Lamy T, Michelet C, Dauriac C, Grulois I, Donio P Y, Le Prisé P Y
Service d'Hématologie Clinique, Centre Hospitalier de Rennes, France.
Acta Haematol. 1993;90(3):109-13. doi: 10.1159/000204389.
We have tested the benefit of prophylaxis by intravenous systemic vancomycin among 59 neutropenic patients in a randomized trial. Vancomycin was delivered on day zero of chemotherapy until the resolution of neutropenia in the prophylactic group (vanco+). Empiric antibiotic therapy (piperacillin, ofloxacine) was identical for all patients. The number of days with fever > 38.5 degrees C was significantly higher in the control (vanco-) group than in the vanco+ group (7.4 vs. 3.7, p < 0.02). Zero gram-positive infections occurred in the vanco+ group versus 9 in the vanco- group (p < 0.002). The mean number of days of empiric antibiotic therapy was reduced in the vanco+ group (11.3 vs. 16.3, p = 0.12). However, no benefit was noted between the two groups with regard to mortality or the severity of the infections. The selection of resistant microorganisms after systemic treatment with vancomycin is of potential risk. Such a prophylactic antibiotic regimen does not seem to be justified.

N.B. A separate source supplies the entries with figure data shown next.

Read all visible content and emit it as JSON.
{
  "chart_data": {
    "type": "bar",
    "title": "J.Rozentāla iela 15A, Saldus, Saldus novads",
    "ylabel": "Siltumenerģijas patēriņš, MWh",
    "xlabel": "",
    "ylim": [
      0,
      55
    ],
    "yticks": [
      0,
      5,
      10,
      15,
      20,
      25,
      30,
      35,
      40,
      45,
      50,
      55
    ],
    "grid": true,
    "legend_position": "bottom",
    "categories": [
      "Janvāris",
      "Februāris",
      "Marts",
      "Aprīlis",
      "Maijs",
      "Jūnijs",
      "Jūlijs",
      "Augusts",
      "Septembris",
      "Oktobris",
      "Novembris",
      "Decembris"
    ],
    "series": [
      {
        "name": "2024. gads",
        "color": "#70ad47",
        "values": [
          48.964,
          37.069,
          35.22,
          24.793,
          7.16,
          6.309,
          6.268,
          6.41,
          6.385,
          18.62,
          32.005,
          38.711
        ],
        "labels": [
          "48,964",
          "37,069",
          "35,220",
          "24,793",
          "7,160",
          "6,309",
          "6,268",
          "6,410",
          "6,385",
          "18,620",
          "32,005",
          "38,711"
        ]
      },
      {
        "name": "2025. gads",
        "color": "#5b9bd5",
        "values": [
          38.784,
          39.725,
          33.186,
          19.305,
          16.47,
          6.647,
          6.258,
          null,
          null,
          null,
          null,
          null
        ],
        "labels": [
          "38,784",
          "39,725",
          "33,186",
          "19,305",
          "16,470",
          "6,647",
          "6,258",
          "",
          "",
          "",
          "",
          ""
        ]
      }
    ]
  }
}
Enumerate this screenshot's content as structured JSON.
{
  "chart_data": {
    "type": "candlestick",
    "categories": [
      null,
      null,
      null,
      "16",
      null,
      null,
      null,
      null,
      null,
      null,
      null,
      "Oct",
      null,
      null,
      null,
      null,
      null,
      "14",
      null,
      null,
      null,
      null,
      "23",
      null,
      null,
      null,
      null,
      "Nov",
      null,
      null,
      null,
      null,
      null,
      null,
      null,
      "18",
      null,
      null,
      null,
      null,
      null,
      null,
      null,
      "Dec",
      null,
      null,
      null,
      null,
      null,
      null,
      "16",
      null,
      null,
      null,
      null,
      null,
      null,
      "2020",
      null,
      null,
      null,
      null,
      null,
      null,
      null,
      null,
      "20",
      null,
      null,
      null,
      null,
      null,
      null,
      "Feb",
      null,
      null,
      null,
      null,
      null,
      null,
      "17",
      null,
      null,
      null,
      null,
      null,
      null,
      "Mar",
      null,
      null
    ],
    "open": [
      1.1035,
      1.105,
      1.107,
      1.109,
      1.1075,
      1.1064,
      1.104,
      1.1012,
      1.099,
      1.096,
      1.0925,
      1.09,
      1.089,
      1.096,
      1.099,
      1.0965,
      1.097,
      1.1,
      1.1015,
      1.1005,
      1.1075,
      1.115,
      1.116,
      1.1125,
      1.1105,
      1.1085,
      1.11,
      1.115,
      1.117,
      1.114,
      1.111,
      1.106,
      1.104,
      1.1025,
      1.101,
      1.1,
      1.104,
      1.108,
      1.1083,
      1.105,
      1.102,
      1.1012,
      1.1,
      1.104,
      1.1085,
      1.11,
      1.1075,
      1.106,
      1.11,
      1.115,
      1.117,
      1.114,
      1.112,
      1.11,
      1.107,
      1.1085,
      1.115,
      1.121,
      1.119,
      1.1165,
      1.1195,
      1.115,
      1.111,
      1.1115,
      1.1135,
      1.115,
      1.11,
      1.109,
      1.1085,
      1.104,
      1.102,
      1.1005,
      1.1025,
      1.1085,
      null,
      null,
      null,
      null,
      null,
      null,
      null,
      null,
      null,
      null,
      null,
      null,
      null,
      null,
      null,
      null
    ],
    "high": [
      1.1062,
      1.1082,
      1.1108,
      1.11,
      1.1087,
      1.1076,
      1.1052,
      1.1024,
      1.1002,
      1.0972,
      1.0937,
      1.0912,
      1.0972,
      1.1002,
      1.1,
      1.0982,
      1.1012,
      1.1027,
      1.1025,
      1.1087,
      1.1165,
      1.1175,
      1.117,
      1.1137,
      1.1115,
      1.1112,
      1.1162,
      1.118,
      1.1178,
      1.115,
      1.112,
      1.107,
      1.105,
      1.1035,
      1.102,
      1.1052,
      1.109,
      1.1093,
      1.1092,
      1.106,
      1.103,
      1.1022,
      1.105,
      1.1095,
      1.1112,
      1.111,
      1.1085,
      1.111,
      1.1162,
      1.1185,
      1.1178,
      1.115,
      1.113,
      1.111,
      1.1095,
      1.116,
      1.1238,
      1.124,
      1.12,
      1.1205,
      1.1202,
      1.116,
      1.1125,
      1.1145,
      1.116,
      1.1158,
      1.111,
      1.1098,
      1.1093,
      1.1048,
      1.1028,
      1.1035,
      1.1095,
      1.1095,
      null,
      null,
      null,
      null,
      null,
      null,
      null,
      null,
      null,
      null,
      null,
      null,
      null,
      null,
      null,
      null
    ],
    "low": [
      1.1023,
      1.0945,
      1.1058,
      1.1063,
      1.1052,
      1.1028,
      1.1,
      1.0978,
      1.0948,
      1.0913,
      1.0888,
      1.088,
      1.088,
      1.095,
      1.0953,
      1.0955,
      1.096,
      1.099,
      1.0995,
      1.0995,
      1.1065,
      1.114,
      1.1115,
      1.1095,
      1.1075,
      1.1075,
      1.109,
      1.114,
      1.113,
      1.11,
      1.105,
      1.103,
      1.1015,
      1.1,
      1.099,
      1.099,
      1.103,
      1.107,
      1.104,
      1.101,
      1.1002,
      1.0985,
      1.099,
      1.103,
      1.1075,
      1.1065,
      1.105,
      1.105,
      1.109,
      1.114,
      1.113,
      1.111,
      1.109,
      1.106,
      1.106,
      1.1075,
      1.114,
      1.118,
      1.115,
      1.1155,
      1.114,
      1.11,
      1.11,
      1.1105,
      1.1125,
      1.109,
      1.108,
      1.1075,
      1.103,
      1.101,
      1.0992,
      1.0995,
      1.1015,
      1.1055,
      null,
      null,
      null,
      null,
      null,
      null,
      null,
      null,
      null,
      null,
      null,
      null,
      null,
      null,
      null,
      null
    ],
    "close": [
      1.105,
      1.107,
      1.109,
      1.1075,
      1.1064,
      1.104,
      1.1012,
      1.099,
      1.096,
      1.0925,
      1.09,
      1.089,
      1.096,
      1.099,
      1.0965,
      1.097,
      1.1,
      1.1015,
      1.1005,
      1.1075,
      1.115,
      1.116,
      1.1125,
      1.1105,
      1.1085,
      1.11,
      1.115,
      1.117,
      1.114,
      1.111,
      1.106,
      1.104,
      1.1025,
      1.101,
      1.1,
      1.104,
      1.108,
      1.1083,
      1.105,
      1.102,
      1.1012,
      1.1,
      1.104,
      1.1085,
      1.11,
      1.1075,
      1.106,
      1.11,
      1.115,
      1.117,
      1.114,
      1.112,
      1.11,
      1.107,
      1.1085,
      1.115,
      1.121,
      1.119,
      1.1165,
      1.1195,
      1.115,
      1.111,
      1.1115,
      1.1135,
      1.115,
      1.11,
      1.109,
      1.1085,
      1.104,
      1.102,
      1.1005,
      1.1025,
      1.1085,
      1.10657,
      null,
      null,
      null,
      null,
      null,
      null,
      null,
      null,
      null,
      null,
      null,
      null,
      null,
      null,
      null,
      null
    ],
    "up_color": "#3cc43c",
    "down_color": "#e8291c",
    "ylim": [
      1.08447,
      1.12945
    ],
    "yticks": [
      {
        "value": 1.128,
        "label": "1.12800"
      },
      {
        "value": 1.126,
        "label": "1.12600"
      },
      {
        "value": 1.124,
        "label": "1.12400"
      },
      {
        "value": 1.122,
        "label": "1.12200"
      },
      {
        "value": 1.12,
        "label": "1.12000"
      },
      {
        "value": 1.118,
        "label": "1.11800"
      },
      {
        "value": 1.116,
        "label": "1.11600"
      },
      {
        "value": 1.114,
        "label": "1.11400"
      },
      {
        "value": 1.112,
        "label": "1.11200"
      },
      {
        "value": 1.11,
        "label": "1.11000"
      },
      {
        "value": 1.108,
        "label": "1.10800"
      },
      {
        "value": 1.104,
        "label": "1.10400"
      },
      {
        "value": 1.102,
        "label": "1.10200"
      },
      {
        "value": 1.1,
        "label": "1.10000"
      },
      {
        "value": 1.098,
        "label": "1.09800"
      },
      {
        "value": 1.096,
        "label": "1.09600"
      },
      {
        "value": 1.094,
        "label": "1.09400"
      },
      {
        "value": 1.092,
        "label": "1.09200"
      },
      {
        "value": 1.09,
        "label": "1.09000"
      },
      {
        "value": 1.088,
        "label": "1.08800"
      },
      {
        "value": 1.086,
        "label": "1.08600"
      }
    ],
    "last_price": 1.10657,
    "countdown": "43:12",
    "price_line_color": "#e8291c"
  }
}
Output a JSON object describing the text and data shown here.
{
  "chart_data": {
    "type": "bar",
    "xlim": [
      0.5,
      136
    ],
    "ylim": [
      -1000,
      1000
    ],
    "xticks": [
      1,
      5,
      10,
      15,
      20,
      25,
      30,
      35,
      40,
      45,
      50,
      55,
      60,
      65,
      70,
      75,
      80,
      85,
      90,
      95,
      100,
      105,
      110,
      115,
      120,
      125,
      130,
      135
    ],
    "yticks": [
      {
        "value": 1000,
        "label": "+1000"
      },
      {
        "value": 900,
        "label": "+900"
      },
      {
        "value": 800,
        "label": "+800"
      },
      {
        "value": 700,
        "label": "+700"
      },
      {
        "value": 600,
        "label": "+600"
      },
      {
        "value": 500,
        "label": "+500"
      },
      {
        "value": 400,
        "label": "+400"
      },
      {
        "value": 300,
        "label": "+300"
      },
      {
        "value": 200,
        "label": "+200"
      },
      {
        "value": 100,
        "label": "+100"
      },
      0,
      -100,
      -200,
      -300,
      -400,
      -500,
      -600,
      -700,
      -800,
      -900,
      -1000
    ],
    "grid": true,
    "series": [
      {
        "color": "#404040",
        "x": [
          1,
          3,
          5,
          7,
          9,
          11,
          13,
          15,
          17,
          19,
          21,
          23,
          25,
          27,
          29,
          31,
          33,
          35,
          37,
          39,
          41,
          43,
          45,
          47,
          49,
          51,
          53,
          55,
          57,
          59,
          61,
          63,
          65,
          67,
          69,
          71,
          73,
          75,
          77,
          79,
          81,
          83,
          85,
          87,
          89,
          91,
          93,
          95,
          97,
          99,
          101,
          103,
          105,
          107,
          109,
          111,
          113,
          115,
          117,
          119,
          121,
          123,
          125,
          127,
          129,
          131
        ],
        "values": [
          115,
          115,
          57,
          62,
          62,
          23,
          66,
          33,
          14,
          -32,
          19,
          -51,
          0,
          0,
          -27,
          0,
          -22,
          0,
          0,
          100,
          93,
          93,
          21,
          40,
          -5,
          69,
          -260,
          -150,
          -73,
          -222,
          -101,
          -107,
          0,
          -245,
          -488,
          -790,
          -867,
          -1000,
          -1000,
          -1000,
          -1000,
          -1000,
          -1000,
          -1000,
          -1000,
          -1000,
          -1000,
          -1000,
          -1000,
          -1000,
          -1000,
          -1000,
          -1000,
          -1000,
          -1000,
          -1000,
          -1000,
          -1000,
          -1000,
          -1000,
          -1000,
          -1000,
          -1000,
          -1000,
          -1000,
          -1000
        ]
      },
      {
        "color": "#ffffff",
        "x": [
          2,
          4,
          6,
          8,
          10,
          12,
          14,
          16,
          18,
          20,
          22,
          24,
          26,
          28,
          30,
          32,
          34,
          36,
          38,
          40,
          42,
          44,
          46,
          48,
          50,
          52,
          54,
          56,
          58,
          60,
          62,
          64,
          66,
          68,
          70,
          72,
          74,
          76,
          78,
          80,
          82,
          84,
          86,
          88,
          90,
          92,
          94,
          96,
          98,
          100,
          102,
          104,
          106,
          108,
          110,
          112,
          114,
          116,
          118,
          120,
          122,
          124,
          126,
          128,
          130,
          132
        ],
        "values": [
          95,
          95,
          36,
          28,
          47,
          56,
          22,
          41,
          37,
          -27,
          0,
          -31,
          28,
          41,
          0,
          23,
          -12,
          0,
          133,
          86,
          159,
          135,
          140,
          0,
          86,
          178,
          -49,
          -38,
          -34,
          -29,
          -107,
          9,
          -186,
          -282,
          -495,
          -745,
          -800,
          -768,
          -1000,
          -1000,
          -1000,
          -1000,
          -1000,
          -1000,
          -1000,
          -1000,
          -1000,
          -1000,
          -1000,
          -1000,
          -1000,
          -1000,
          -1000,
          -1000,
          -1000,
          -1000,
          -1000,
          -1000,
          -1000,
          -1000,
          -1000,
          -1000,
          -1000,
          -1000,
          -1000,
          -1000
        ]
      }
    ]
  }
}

我们在一项随机试验中对59例中性粒细胞减少患者进行了静脉全身应用万古霉素预防的效果测试。在预防组(vanco+)中,万古霉素于化疗第0天开始使用,直至中性粒细胞减少症缓解。所有患者的经验性抗生素治疗(哌拉西林、氧氟沙星)相同。对照组(vanco-)中发热超过38.5摄氏度的天数显著高于vanco+组(7.4天对3.7天,p<0.02)。vanco+组未发生革兰氏阳性菌感染,而vanco-组有9例(p<0.002)。vanco+组经验性抗生素治疗的平均天数减少(11.3天对16.3天,p=0.12)。然而,两组在死亡率或感染严重程度方面未观察到益处。全身应用万古霉素治疗后耐药微生物的选择存在潜在风险。这种预防性抗生素方案似乎不合理。